No data on acute inhalation toxicity is available with Fatty acids, C18-unsatd., dimers, hydrogenated, 2-ethylhexyl esters (CAS 68440-06-2). Therefore, read across from the structural analogue substance Fatty acids, C18-unsaturated, dimers, 2-ethylhexyl esters (CAS 68334-05-4) was applied. A reliable acute inhalation toxicity study was performed with Fatty acids, C18-unsaturated, dimers, 2-ethylhexyl esters (CAS 68334-05-4) according to OECD TG 436 and in compliance with GLP (Huygevoort, 2010). In this study following the acute toxic class method three Crl:WI(Han) rats of each sex were exposed to an aerosol with an analytical concentration of 5.3 mg/L of the test substance for 4 hours in an nose-only inhalation exposure chamber. No mortalities or any abnormal clinical signs were reported during the exposure or within the 14 days observation period. Additionally body weight gain in males and females was within the range expected for rats of this strain and age used in this type of study and no abnormalities were found at macroscopic post mortem examination of the animals. The acute inhalation LC50 value was calculated to be greater than 5.3 mg/L. Based on the results of the study and according to EU classification criteria, the test substance is not to be classified.

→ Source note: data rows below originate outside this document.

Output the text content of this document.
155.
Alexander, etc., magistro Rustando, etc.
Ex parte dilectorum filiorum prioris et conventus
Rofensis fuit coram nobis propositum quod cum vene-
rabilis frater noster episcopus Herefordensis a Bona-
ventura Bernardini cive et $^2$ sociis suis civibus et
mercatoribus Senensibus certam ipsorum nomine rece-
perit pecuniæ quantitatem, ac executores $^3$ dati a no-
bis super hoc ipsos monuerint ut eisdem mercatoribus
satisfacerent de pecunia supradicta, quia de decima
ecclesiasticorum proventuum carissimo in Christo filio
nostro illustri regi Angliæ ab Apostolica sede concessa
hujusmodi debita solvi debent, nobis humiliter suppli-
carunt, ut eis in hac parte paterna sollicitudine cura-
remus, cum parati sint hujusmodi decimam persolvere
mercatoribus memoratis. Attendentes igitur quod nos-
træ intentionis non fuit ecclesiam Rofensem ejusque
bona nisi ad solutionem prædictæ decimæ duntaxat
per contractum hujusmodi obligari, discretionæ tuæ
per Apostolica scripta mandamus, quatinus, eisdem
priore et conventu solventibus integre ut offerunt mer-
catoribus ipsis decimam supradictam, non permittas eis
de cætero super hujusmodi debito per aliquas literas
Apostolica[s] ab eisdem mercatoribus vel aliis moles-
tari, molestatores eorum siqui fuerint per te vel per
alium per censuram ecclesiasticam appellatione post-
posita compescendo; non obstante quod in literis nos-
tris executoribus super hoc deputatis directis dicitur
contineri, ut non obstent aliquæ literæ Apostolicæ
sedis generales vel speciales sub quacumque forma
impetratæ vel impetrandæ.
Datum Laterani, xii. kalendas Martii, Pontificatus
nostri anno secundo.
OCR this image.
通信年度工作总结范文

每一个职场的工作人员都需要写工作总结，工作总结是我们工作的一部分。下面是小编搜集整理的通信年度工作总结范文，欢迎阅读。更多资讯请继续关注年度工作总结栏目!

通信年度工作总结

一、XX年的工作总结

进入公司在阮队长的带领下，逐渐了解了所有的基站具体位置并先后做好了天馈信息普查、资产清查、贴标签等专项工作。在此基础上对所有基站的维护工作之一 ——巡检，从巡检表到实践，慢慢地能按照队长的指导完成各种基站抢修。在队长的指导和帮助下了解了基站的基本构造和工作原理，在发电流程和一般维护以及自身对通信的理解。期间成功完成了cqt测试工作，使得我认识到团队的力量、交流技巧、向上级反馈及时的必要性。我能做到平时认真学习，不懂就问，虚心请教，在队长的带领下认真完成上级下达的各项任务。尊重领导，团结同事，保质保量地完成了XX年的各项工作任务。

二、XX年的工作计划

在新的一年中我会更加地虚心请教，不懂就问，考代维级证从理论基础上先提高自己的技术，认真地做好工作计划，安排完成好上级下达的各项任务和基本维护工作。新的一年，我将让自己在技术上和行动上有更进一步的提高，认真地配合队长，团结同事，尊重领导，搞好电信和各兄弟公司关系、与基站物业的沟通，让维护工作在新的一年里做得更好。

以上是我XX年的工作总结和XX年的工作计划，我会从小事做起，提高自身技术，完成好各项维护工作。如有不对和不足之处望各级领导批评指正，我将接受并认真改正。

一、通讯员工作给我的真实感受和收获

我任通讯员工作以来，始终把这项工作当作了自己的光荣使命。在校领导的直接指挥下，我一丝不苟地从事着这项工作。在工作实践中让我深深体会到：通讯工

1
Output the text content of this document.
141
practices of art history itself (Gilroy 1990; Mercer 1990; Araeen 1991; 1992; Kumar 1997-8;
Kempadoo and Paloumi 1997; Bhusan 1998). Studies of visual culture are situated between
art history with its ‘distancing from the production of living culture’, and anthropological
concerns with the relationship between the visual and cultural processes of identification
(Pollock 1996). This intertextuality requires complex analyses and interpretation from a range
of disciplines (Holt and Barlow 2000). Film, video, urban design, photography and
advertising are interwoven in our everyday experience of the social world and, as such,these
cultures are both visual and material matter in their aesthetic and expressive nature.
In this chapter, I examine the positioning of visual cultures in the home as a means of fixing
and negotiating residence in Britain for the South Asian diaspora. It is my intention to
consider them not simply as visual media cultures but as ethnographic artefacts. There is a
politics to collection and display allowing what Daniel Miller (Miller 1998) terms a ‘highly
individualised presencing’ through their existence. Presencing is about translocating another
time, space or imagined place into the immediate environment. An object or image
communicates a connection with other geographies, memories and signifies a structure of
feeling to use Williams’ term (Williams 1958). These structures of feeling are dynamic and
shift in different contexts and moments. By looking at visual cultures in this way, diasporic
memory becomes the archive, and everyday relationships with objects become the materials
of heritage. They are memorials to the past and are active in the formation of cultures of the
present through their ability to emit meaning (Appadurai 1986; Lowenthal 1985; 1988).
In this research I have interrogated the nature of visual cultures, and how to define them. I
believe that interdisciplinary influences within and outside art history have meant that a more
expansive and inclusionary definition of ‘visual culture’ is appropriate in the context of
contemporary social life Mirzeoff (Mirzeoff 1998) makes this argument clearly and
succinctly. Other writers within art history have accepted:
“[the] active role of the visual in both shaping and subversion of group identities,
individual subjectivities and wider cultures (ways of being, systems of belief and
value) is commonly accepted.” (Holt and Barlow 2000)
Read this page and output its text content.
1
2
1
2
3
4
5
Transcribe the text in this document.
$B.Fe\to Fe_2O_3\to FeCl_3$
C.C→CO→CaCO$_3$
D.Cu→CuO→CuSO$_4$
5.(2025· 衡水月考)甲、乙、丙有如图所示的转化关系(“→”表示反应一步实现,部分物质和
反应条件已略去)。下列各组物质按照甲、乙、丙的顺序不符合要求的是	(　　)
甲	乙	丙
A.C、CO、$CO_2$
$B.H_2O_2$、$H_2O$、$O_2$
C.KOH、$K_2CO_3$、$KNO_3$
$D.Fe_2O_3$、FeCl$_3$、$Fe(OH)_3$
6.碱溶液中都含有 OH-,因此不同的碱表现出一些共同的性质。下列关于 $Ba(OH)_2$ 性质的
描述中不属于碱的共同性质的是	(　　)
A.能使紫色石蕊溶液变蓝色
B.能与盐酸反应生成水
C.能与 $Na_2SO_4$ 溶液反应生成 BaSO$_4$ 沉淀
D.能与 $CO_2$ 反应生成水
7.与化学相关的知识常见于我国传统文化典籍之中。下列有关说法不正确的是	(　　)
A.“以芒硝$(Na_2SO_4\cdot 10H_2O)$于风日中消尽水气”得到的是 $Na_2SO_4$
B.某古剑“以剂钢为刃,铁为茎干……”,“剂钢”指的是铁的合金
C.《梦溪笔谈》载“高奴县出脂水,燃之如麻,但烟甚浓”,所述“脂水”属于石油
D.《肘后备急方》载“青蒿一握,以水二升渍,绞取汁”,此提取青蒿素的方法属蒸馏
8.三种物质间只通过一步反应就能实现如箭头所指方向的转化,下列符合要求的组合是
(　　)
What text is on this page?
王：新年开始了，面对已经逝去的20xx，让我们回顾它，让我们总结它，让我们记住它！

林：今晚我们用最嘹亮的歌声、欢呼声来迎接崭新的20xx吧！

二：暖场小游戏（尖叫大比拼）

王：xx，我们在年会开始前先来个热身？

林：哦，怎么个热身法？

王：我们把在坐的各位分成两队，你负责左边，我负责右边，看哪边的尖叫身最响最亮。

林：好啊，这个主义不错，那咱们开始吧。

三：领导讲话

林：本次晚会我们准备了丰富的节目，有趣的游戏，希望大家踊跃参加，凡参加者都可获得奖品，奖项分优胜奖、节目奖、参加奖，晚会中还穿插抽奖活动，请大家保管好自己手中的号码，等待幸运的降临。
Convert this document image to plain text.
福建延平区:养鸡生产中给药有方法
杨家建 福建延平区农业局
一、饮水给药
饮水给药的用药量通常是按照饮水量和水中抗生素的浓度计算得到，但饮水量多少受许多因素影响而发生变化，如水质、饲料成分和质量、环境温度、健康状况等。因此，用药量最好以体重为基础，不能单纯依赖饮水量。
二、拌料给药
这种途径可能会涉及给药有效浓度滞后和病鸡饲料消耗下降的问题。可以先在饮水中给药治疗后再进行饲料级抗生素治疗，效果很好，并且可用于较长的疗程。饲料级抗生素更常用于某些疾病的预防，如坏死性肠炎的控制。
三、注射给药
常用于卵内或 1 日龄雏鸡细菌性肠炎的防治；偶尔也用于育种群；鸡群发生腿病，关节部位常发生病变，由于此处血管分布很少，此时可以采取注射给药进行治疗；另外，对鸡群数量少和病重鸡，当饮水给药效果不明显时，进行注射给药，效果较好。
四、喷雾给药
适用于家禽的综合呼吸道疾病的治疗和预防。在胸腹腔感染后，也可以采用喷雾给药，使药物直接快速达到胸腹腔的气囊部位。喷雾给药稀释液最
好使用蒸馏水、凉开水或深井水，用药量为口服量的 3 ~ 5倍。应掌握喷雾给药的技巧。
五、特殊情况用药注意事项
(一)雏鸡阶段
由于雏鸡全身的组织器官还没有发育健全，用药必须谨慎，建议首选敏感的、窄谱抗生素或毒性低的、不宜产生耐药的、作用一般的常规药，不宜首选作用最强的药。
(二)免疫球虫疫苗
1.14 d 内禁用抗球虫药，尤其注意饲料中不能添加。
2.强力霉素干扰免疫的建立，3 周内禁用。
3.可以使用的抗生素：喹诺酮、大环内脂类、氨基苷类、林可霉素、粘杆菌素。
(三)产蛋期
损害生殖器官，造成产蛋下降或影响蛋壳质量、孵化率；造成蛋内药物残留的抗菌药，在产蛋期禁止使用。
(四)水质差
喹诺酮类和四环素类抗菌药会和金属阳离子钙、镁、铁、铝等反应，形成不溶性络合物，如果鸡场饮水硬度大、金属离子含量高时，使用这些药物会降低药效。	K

Justification for selection of acute toxicity – oral endpoint
The reliable GLP compliant OECD Guideline study was chosen.

Justification for selection of acute toxicity – inhalation endpoint
Hazard assessment is conducted by means of read-across from structural analogues/surrogates. All available studies are adequate and reliable based on the identified similarities in structure and intrinsic properties between source and target substances and overall quality assessment.

Justification for classification or non-classification

The available data on acute toxicity of Fatty acids, C18-unsatd., dimers, hydrogenated, 2-ethylhexyl esters do not meet the criteria for classification according to Regulation (EC) 1272/2008 and are therefore conclusive but not sufficient for classification.